To perform a warm-up phase to the GPU [57] we start the core twice and measure the last launch for our profiling. We use explicit error checking since the kernel runtime does not raise an exception in the CPU runtime when an error occurs in CUDA programming. To begin, we iterate over the kernel to identify whether it is one-dimensional or two-dimensional.
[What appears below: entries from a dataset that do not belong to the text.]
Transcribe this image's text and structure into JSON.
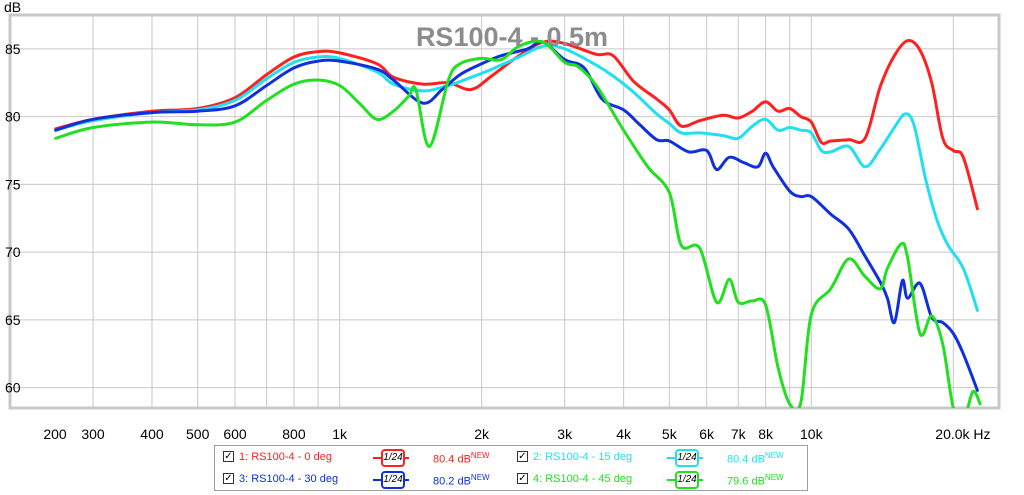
{
  "chart_data": {
    "type": "line",
    "title": "RS100-4 - 0.5m",
    "ylabel": "dB",
    "xlabel": "Hz",
    "xscale": "log",
    "xlim": [
      200,
      25000
    ],
    "ylim": [
      58.5,
      87.5
    ],
    "x_tick_labels": [
      {
        "x": 200,
        "label": "200"
      },
      {
        "x": 300,
        "label": "300"
      },
      {
        "x": 400,
        "label": "400"
      },
      {
        "x": 500,
        "label": "500"
      },
      {
        "x": 600,
        "label": "600"
      },
      {
        "x": 800,
        "label": "800"
      },
      {
        "x": 1000,
        "label": "1k"
      },
      {
        "x": 2000,
        "label": "2k"
      },
      {
        "x": 3000,
        "label": "3k"
      },
      {
        "x": 4000,
        "label": "4k"
      },
      {
        "x": 5000,
        "label": "5k"
      },
      {
        "x": 6000,
        "label": "6k"
      },
      {
        "x": 7000,
        "label": "7k"
      },
      {
        "x": 8000,
        "label": "8k"
      },
      {
        "x": 10000,
        "label": "10k"
      },
      {
        "x": 20000,
        "label": "20.0k Hz"
      }
    ],
    "y_ticks": [
      60,
      65,
      70,
      75,
      80,
      85
    ],
    "grid": true,
    "legend_position": "bottom",
    "series": [
      {
        "name": "1: RS100-4 - 0 deg",
        "color": "#ff2020",
        "smoothing": "1/24",
        "value_label": "80.4 dB",
        "points": [
          [
            250,
            79.1
          ],
          [
            300,
            79.8
          ],
          [
            400,
            80.4
          ],
          [
            500,
            80.6
          ],
          [
            600,
            81.4
          ],
          [
            700,
            83.1
          ],
          [
            800,
            84.4
          ],
          [
            900,
            84.8
          ],
          [
            1000,
            84.7
          ],
          [
            1200,
            83.9
          ],
          [
            1300,
            82.9
          ],
          [
            1500,
            82.4
          ],
          [
            1700,
            82.5
          ],
          [
            1900,
            82.0
          ],
          [
            2100,
            83.0
          ],
          [
            2400,
            84.5
          ],
          [
            2700,
            85.5
          ],
          [
            3000,
            85.4
          ],
          [
            3500,
            84.6
          ],
          [
            3800,
            84.5
          ],
          [
            4200,
            82.6
          ],
          [
            4700,
            81.3
          ],
          [
            5000,
            80.5
          ],
          [
            5300,
            79.3
          ],
          [
            5800,
            79.7
          ],
          [
            6500,
            80.1
          ],
          [
            7000,
            79.9
          ],
          [
            7500,
            80.4
          ],
          [
            8000,
            81.1
          ],
          [
            8500,
            80.4
          ],
          [
            9000,
            80.6
          ],
          [
            9500,
            80.0
          ],
          [
            10000,
            79.6
          ],
          [
            10500,
            78.1
          ],
          [
            11000,
            78.2
          ],
          [
            12000,
            78.3
          ],
          [
            13000,
            78.4
          ],
          [
            14000,
            82.2
          ],
          [
            15000,
            84.5
          ],
          [
            16000,
            85.6
          ],
          [
            17000,
            84.9
          ],
          [
            18000,
            82.5
          ],
          [
            19000,
            78.4
          ],
          [
            20000,
            77.5
          ],
          [
            21000,
            77.0
          ],
          [
            22500,
            73.2
          ]
        ]
      },
      {
        "name": "2: RS100-4 - 15 deg",
        "color": "#20e0f0",
        "smoothing": "1/24",
        "value_label": "80.4 dB",
        "points": [
          [
            250,
            79.0
          ],
          [
            300,
            79.7
          ],
          [
            400,
            80.3
          ],
          [
            500,
            80.5
          ],
          [
            600,
            81.2
          ],
          [
            700,
            82.8
          ],
          [
            800,
            84.0
          ],
          [
            900,
            84.4
          ],
          [
            1000,
            84.3
          ],
          [
            1200,
            83.3
          ],
          [
            1300,
            82.4
          ],
          [
            1500,
            81.9
          ],
          [
            1700,
            82.3
          ],
          [
            1900,
            82.9
          ],
          [
            2100,
            83.5
          ],
          [
            2400,
            84.4
          ],
          [
            2700,
            85.2
          ],
          [
            3000,
            85.0
          ],
          [
            3500,
            83.8
          ],
          [
            3800,
            83.0
          ],
          [
            4200,
            81.8
          ],
          [
            4700,
            80.2
          ],
          [
            5000,
            79.5
          ],
          [
            5300,
            78.8
          ],
          [
            5800,
            78.8
          ],
          [
            6500,
            78.6
          ],
          [
            7000,
            78.4
          ],
          [
            7500,
            79.3
          ],
          [
            8000,
            79.8
          ],
          [
            8500,
            79.0
          ],
          [
            9000,
            79.2
          ],
          [
            9500,
            79.0
          ],
          [
            10000,
            78.8
          ],
          [
            10500,
            77.5
          ],
          [
            11000,
            77.4
          ],
          [
            12000,
            77.8
          ],
          [
            13000,
            76.3
          ],
          [
            14000,
            77.6
          ],
          [
            15000,
            79.2
          ],
          [
            15800,
            80.2
          ],
          [
            16500,
            79.4
          ],
          [
            17500,
            75.3
          ],
          [
            18500,
            72.3
          ],
          [
            19500,
            70.5
          ],
          [
            21000,
            68.8
          ],
          [
            22500,
            65.7
          ]
        ]
      },
      {
        "name": "3: RS100-4 - 30 deg",
        "color": "#1030e0",
        "smoothing": "1/24",
        "value_label": "80.2 dB",
        "points": [
          [
            250,
            79.0
          ],
          [
            300,
            79.8
          ],
          [
            400,
            80.3
          ],
          [
            500,
            80.4
          ],
          [
            600,
            80.8
          ],
          [
            700,
            82.3
          ],
          [
            800,
            83.6
          ],
          [
            900,
            84.1
          ],
          [
            1000,
            84.1
          ],
          [
            1200,
            83.5
          ],
          [
            1300,
            82.7
          ],
          [
            1500,
            81.0
          ],
          [
            1650,
            82.0
          ],
          [
            1800,
            83.1
          ],
          [
            2000,
            83.9
          ],
          [
            2200,
            84.5
          ],
          [
            2500,
            85.0
          ],
          [
            2700,
            85.5
          ],
          [
            3000,
            84.2
          ],
          [
            3300,
            83.6
          ],
          [
            3600,
            81.3
          ],
          [
            4000,
            80.5
          ],
          [
            4300,
            79.5
          ],
          [
            4700,
            78.3
          ],
          [
            5000,
            78.2
          ],
          [
            5500,
            77.4
          ],
          [
            6000,
            77.5
          ],
          [
            6300,
            76.1
          ],
          [
            6700,
            77.0
          ],
          [
            7200,
            76.6
          ],
          [
            7700,
            76.3
          ],
          [
            8000,
            77.3
          ],
          [
            8300,
            76.3
          ],
          [
            9000,
            74.5
          ],
          [
            9500,
            74.1
          ],
          [
            10000,
            74.1
          ],
          [
            11000,
            72.8
          ],
          [
            12000,
            71.7
          ],
          [
            13000,
            69.7
          ],
          [
            14000,
            67.8
          ],
          [
            14500,
            66.6
          ],
          [
            15000,
            64.8
          ],
          [
            15600,
            67.9
          ],
          [
            16000,
            66.6
          ],
          [
            17000,
            67.7
          ],
          [
            18000,
            65.2
          ],
          [
            19000,
            64.8
          ],
          [
            20000,
            64.0
          ],
          [
            21000,
            62.5
          ],
          [
            22500,
            59.8
          ]
        ]
      },
      {
        "name": "4: RS100-4 - 45 deg",
        "color": "#20e020",
        "smoothing": "1/24",
        "value_label": "79.6 dB",
        "points": [
          [
            250,
            78.4
          ],
          [
            300,
            79.2
          ],
          [
            400,
            79.6
          ],
          [
            500,
            79.4
          ],
          [
            600,
            79.6
          ],
          [
            700,
            81.2
          ],
          [
            800,
            82.4
          ],
          [
            900,
            82.7
          ],
          [
            1000,
            82.3
          ],
          [
            1100,
            81.0
          ],
          [
            1200,
            79.8
          ],
          [
            1300,
            80.4
          ],
          [
            1400,
            81.5
          ],
          [
            1450,
            82.0
          ],
          [
            1550,
            77.8
          ],
          [
            1700,
            82.7
          ],
          [
            1800,
            83.9
          ],
          [
            2000,
            84.3
          ],
          [
            2200,
            84.2
          ],
          [
            2400,
            85.2
          ],
          [
            2700,
            85.5
          ],
          [
            3000,
            84.0
          ],
          [
            3200,
            83.7
          ],
          [
            3500,
            82.3
          ],
          [
            4000,
            79.0
          ],
          [
            4500,
            76.3
          ],
          [
            5000,
            74.4
          ],
          [
            5300,
            70.5
          ],
          [
            5800,
            70.3
          ],
          [
            6300,
            66.3
          ],
          [
            6700,
            68.0
          ],
          [
            7000,
            66.3
          ],
          [
            7500,
            66.4
          ],
          [
            8000,
            66.1
          ],
          [
            8500,
            61.5
          ],
          [
            9000,
            58.8
          ],
          [
            9500,
            58.9
          ],
          [
            10000,
            65.4
          ],
          [
            11000,
            67.3
          ],
          [
            12000,
            69.5
          ],
          [
            13000,
            68.2
          ],
          [
            14000,
            67.3
          ],
          [
            14500,
            68.8
          ],
          [
            15500,
            70.6
          ],
          [
            16000,
            69.6
          ],
          [
            17000,
            64.0
          ],
          [
            18000,
            65.3
          ],
          [
            19000,
            63.2
          ],
          [
            20000,
            58.5
          ],
          [
            21000,
            57.5
          ],
          [
            22000,
            59.7
          ],
          [
            22800,
            58.8
          ]
        ]
      }
    ]
  }
}
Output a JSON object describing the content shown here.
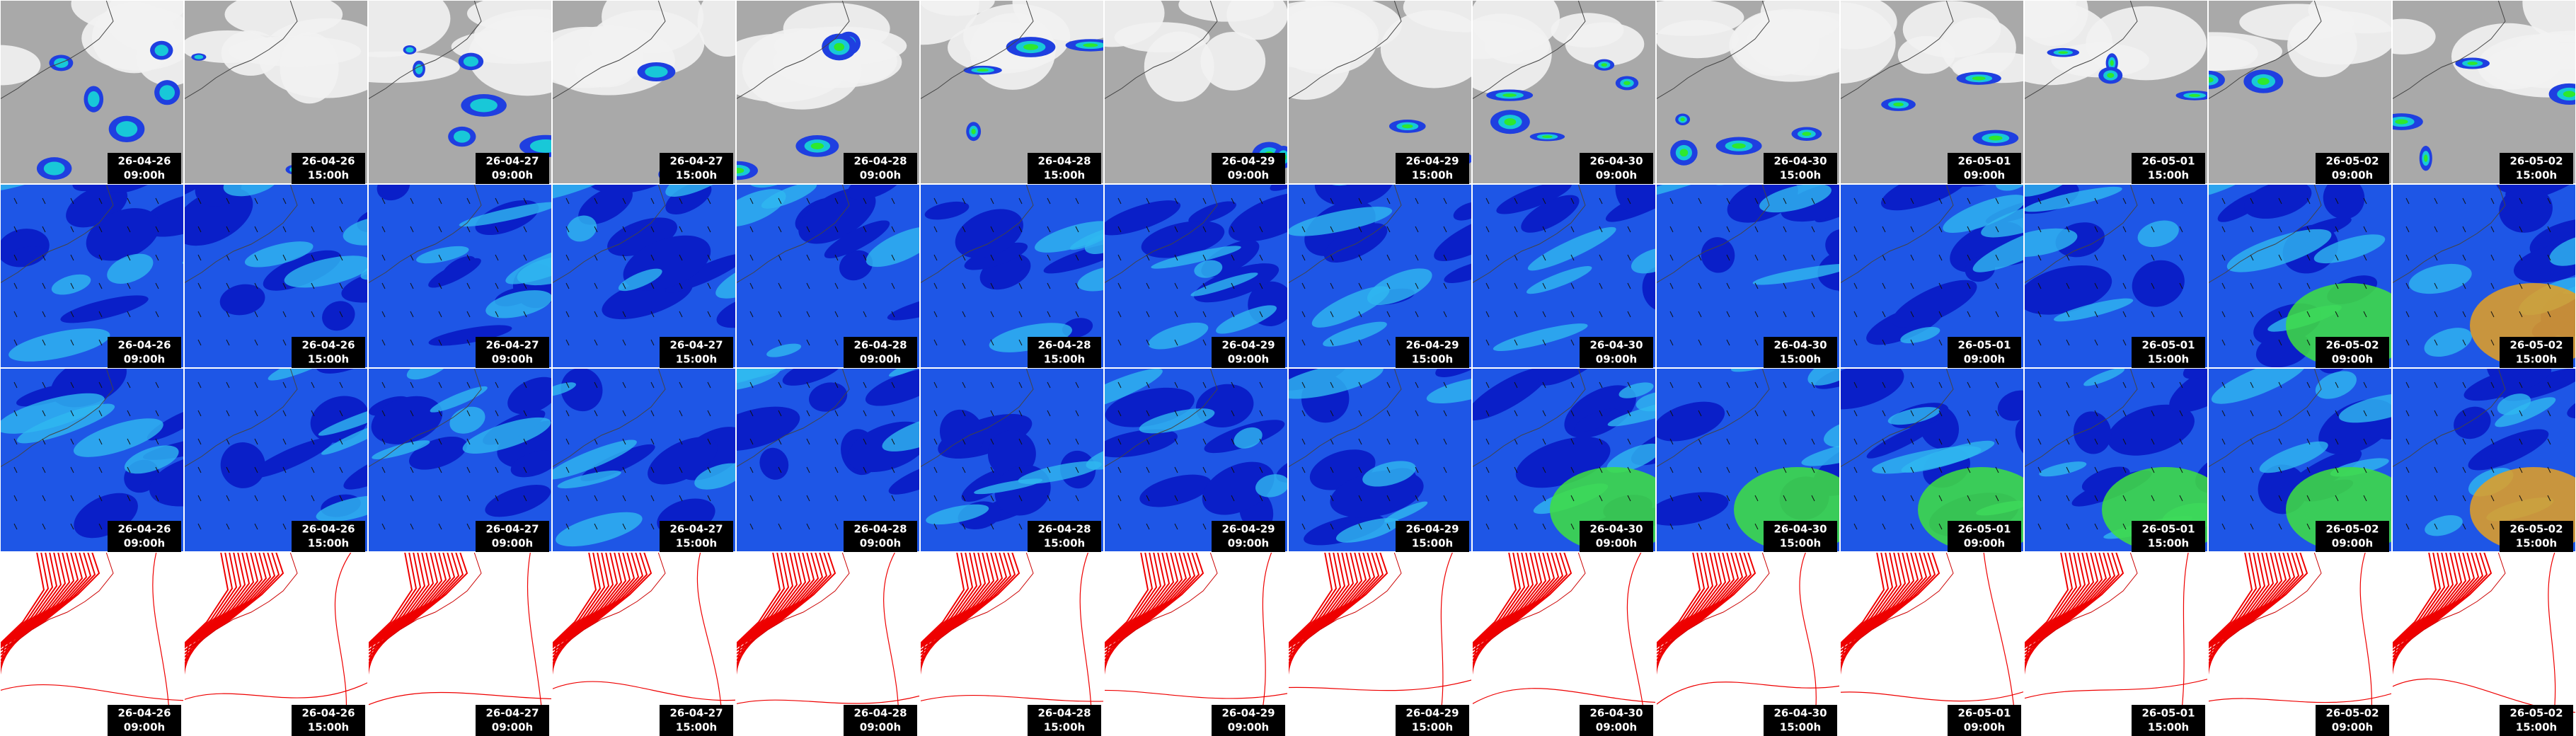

Table 5.1: The vocabulary mapping of tokens to their respective integer identifiers

Step 3: Proposed DNN Models

Finally, to achieve this large-scale profiling of CUDA kernels, we developed two scripts, one for thread coarsening and one for block coarsening, that transform kernels into a range of coarsening factors, compile and execute them, and save their execution. times to a file.

Evaluation

Dataset

Experimental Setup

Experimental Results

The distribution of the acceleration, of each coarsening factor compared to the uncoarsened core, of both splits is shown in Figures 5.3.1 and 5.3.2, respectively. The distribution of the acceleration, of each coarsening factor compared to the uncoarsened core, of both splits is shown in Figures 5.3.3 and 5.3.4, respectively. Based on the results of the previous steps, we run our machine learning methodology on the prediction problems described in 5.3.2.

We will not consider any two-dimensional kernel, nor the binary classification problem for block roughening, due to the highly unbalanced classes resulting from the results of the previous step. As we can see from Figures 5.3.6a and 5.3.6b, which depict the loss and accuracy plots of the model, respectively, the model suffers from overfitting. Due to the large imbalance of the data set, we choose to balance it by randomly selecting 100 kernels from the last class that refers to bcf 16, and for the remaining classes we keep all kernels.

Discussion

OpenCL Device-Aware Mapping with NLP

CUDA Thread/Block Coarsening using NLP

In this Diploma thesis we study ways to incorporate programming code data into Natural Language Processing (NLP). Our goal is to learn how to use machine learning to predict the best optimization heuristics for parallel applications based on their quantitative characteristics. Optimizing wire coarsening provides a more balanced picture, but again, the majority of kernels get a boost when coarsened.

When it comes to machine learning, we achieve a prediction accuracy of 84% for the binary classification problem of thread coarsening, with an average speedup of 1.7, and for the five-class classification problem of thread and block coarsening, we achieve an accuracy of 42% and 33%. respectively. Furthermore, we find that for every problem we studied, the model is prone to overfitting. Finally, in the case of five-classification of thread-coarsened kernels, we study the speedup of the misclassified kernels and find that even if the model does not predict the optimal class, the predicted classes achieve an average speedup of 1.5.

Future Work

In: Proceedings of the 2013 IEEE/ACM International Symposium on Code Generation and Optimization (CGO). In: Proceedings of the 38th ACM SIGIR international conference on research and development in information retrieval.